Mas não sei, ao mesmo tempo não sei o que pensar. Não sou psicóloga, não estudo o comportamento humano, mas eu gostava tanto dos desenhos animados da Alice que a mera possibilidade (não comprovada) de que aquilo tudo pudesse ter, por trás, uma história de abuso sexual de menores, irrita-me e baralha-me os valores. (Mas isto também é outro problema nosso, tendemos a imaginar os artistas e cientistas como pessoas "boas", mas normalmente só a sua obra foi boa, a maioria foram - e são - uns filhos da puta.)
Nesta exposição estão muitos tipos de fotos controversas. Lembram-se da foto da freira a beijar o padre, da Benetton? A mão "arrancada" de um qualquer corpo do 11 de Setembro, que quebrou o acordo de se não mostrarem os mortos na imprensa? Mas também lá estão nus de meninas, (passe a controvérsia) escolha lógica e acertada dada a actual importância do tema, tão discutido, tão debatido e teorizado, da pedofilia.
Está lá a Brooke Shields (aos dez anos e com cara de adulta!), mas chamou-me mais a atenção a foto de um americano, Jock Sturges, especialista em nus de adolescentes que teve inúmeros problemas com a justiça e que finalmente viu reconhecida em tribunal a natureza artística do seu trabalho. A propósito disto, afirmou que seria impossível voltar a fazer as suas fotos no "mundo actual".
O que me leva a questionar: em parte, não será nosso o problema?
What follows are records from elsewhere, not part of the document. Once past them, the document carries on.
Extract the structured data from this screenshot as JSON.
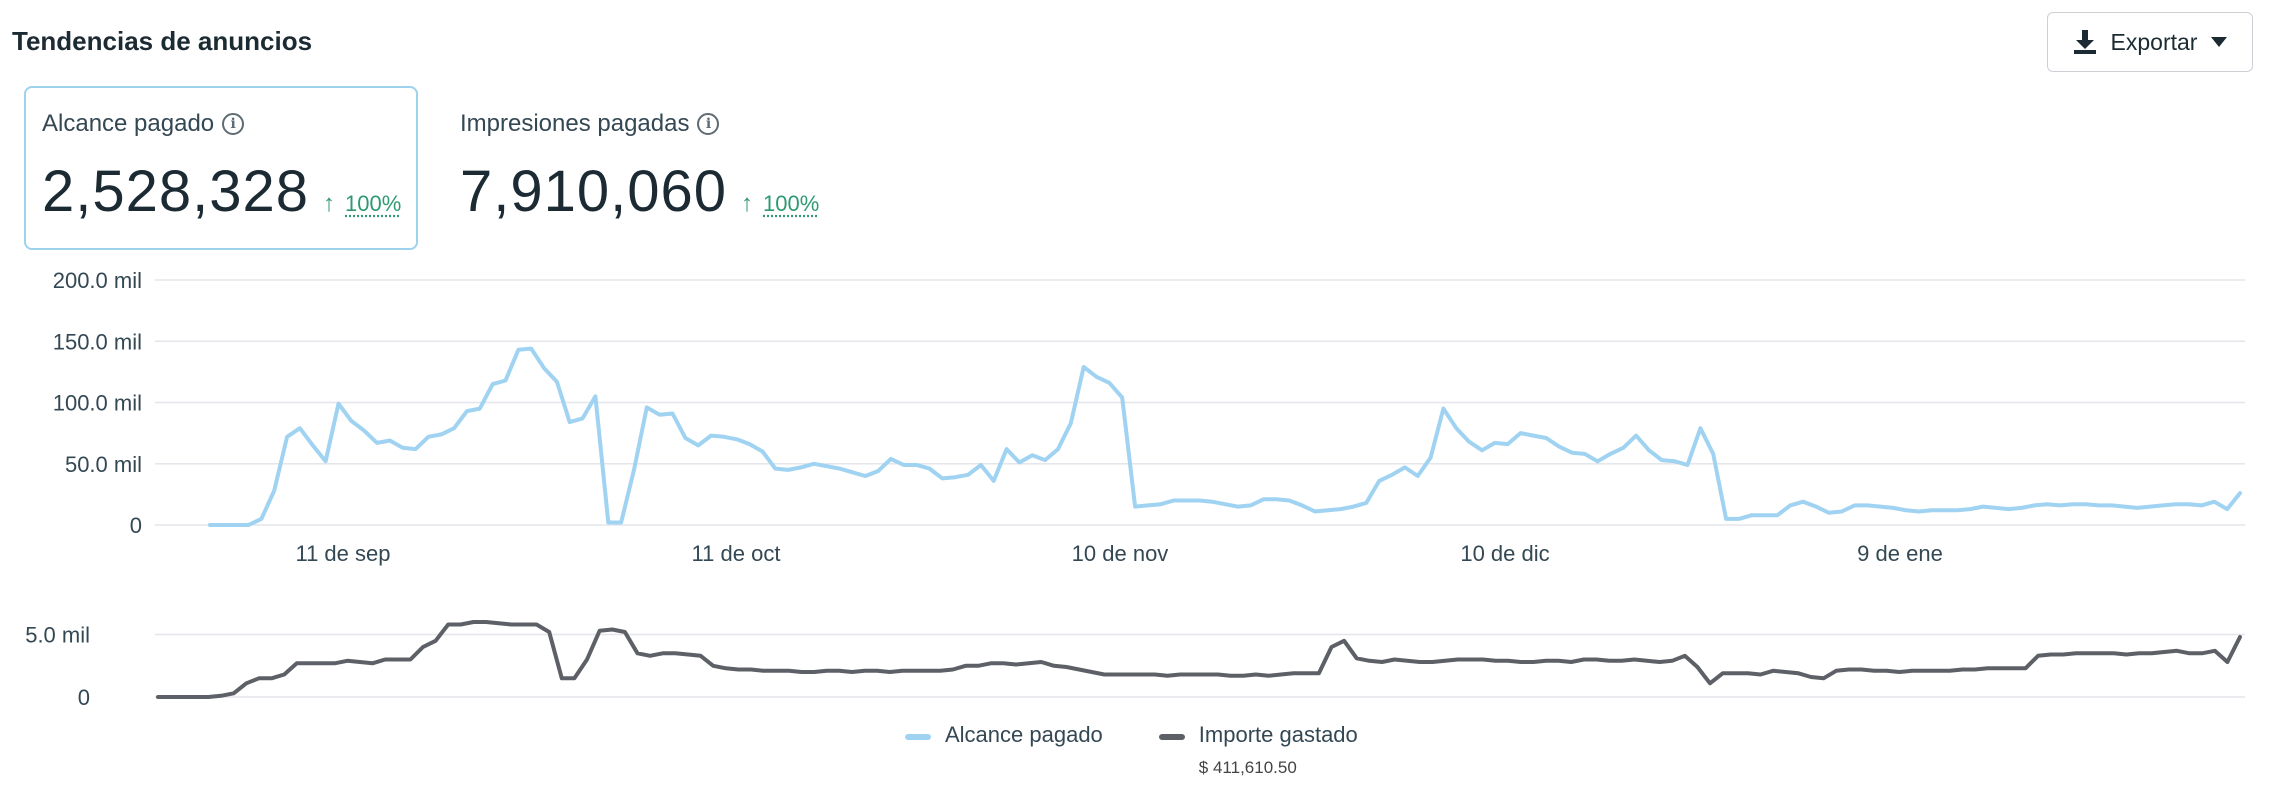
{
  "header": {
    "title": "Tendencias de anuncios",
    "export_label": "Exportar"
  },
  "kpis": [
    {
      "label": "Alcance pagado",
      "value": "2,528,328",
      "change": "100%",
      "selected": true
    },
    {
      "label": "Impresiones pagadas",
      "value": "7,910,060",
      "change": "100%",
      "selected": false
    }
  ],
  "colors": {
    "reach": "#9fd3f1",
    "spend": "#5d6066",
    "grid": "#e4e6eb",
    "selected_border": "#9ed3ee",
    "trend": "#2f9a72"
  },
  "chart_data": [
    {
      "type": "line",
      "name": "top-reach",
      "x_ticks": [
        "11 de sep",
        "11 de oct",
        "10 de nov",
        "10 de dic",
        "9 de ene"
      ],
      "y_ticks": [
        "0",
        "50.0 mil",
        "100.0 mil",
        "150.0 mil",
        "200.0 mil"
      ],
      "ylim": [
        0,
        200000
      ],
      "grid": true,
      "series": [
        {
          "name": "Alcance pagado",
          "color": "#9fd3f1",
          "values": [
            0,
            0,
            0,
            0,
            5000,
            28000,
            72000,
            79000,
            65000,
            52000,
            99000,
            85000,
            77000,
            67000,
            69000,
            63000,
            62000,
            72000,
            74000,
            79000,
            93000,
            95000,
            115000,
            118000,
            143000,
            144000,
            128000,
            117000,
            84000,
            87000,
            105000,
            2000,
            2000,
            45000,
            96000,
            90000,
            91000,
            71000,
            65000,
            73000,
            72000,
            70000,
            66000,
            60000,
            46000,
            45000,
            47000,
            50000,
            48000,
            46000,
            43000,
            40000,
            44000,
            54000,
            49000,
            49000,
            46000,
            38000,
            39000,
            41000,
            49000,
            36000,
            62000,
            51000,
            57000,
            53000,
            62000,
            83000,
            129000,
            121000,
            116000,
            104000,
            15000,
            16000,
            17000,
            20000,
            20000,
            20000,
            19000,
            17000,
            15000,
            16000,
            21000,
            21000,
            20000,
            16000,
            11000,
            12000,
            13000,
            15000,
            18000,
            36000,
            41000,
            47000,
            40000,
            55000,
            95000,
            79000,
            68000,
            61000,
            67000,
            66000,
            75000,
            73000,
            71000,
            64000,
            59000,
            58000,
            52000,
            58000,
            63000,
            73000,
            61000,
            53000,
            52000,
            49000,
            79000,
            58000,
            5000,
            5000,
            8000,
            8000,
            8000,
            16000,
            19000,
            15000,
            10000,
            11000,
            16000,
            16000,
            15000,
            14000,
            12000,
            11000,
            12000,
            12000,
            12000,
            13000,
            15000,
            14000,
            13000,
            14000,
            16000,
            17000,
            16000,
            17000,
            17000,
            16000,
            16000,
            15000,
            14000,
            15000,
            16000,
            17000,
            17000,
            16000,
            19000,
            13000,
            26000
          ]
        }
      ]
    },
    {
      "type": "line",
      "name": "bottom-spend",
      "y_ticks": [
        "0",
        "5.0 mil"
      ],
      "ylim": [
        0,
        6000
      ],
      "grid": true,
      "series": [
        {
          "name": "Importe gastado",
          "color": "#5d6066",
          "total": "$ 411,610.50",
          "values": [
            0,
            0,
            0,
            0,
            0,
            100,
            300,
            1100,
            1500,
            1500,
            1800,
            2700,
            2700,
            2700,
            2700,
            2900,
            2800,
            2700,
            3000,
            3000,
            3000,
            4000,
            4500,
            5800,
            5800,
            6000,
            6000,
            5900,
            5800,
            5800,
            5800,
            5200,
            1500,
            1500,
            3000,
            5300,
            5400,
            5200,
            3500,
            3300,
            3500,
            3500,
            3400,
            3300,
            2500,
            2300,
            2200,
            2200,
            2100,
            2100,
            2100,
            2000,
            2000,
            2100,
            2100,
            2000,
            2100,
            2100,
            2000,
            2100,
            2100,
            2100,
            2100,
            2200,
            2500,
            2500,
            2700,
            2700,
            2600,
            2700,
            2800,
            2500,
            2400,
            2200,
            2000,
            1800,
            1800,
            1800,
            1800,
            1800,
            1700,
            1800,
            1800,
            1800,
            1800,
            1700,
            1700,
            1800,
            1700,
            1800,
            1900,
            1900,
            1900,
            4000,
            4500,
            3100,
            2900,
            2800,
            3000,
            2900,
            2800,
            2800,
            2900,
            3000,
            3000,
            3000,
            2900,
            2900,
            2800,
            2800,
            2900,
            2900,
            2800,
            3000,
            3000,
            2900,
            2900,
            3000,
            2900,
            2800,
            2900,
            3300,
            2400,
            1100,
            1900,
            1900,
            1900,
            1800,
            2100,
            2000,
            1900,
            1600,
            1500,
            2100,
            2200,
            2200,
            2100,
            2100,
            2000,
            2100,
            2100,
            2100,
            2100,
            2200,
            2200,
            2300,
            2300,
            2300,
            2300,
            3300,
            3400,
            3400,
            3500,
            3500,
            3500,
            3500,
            3400,
            3500,
            3500,
            3600,
            3700,
            3500,
            3500,
            3700,
            2800,
            4800
          ]
        }
      ]
    }
  ]
}
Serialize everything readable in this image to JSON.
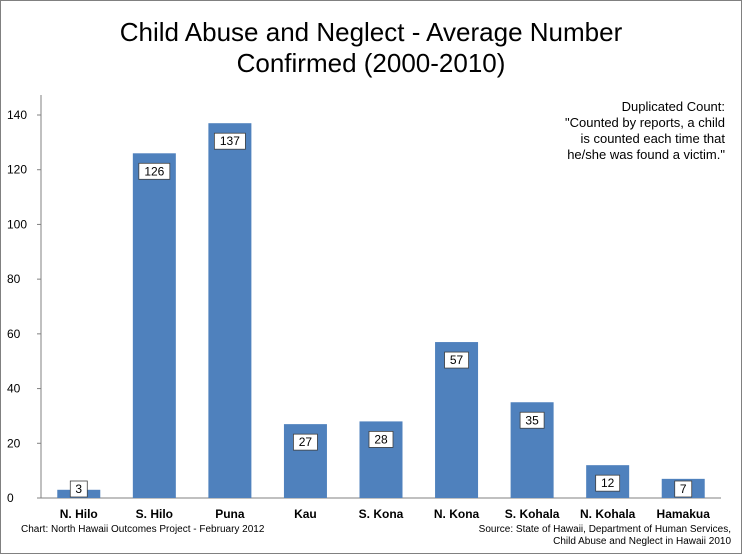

Não está o nosso "mundo actual" a ver pecados em tudo? A proibir em demasia? Será que, realmente, tudo o que se decide que é mau é realmente mau? Ou será que é apenas um artifício para pensarmos que assim estamos mais protegidos contra o "verdadeiramente" mau e contra os "verdadeiros" maus? Contas feitas, estaremos mesmo?
2 comentários:
Não será a própria procura de modelos escanzeladas, esqueléticas, apenas com pele e ossos, uma procura de "meninas" que já não o são?
A nossa noção de "maioridade" tem vindo a mudar ao longo dos tempos. Antes, casava-se e procriava-se aos 12/14, casa-se aos 30s e procria-se 10 anos depois.
O que hoje é pedofilia, há 50 anos não era. Não estou a desculpabilizar nada.
Apenas os meus dois cêntimos.
Mais do que a pele e osso, é interessante ver que a grande maioria das modelos de hoje têm um aspecto imberbe. Pelo menos nos anos 90 procuravam-se modelos (igualmente esqueléticas) mas com mamas e a transbordar sensualidade.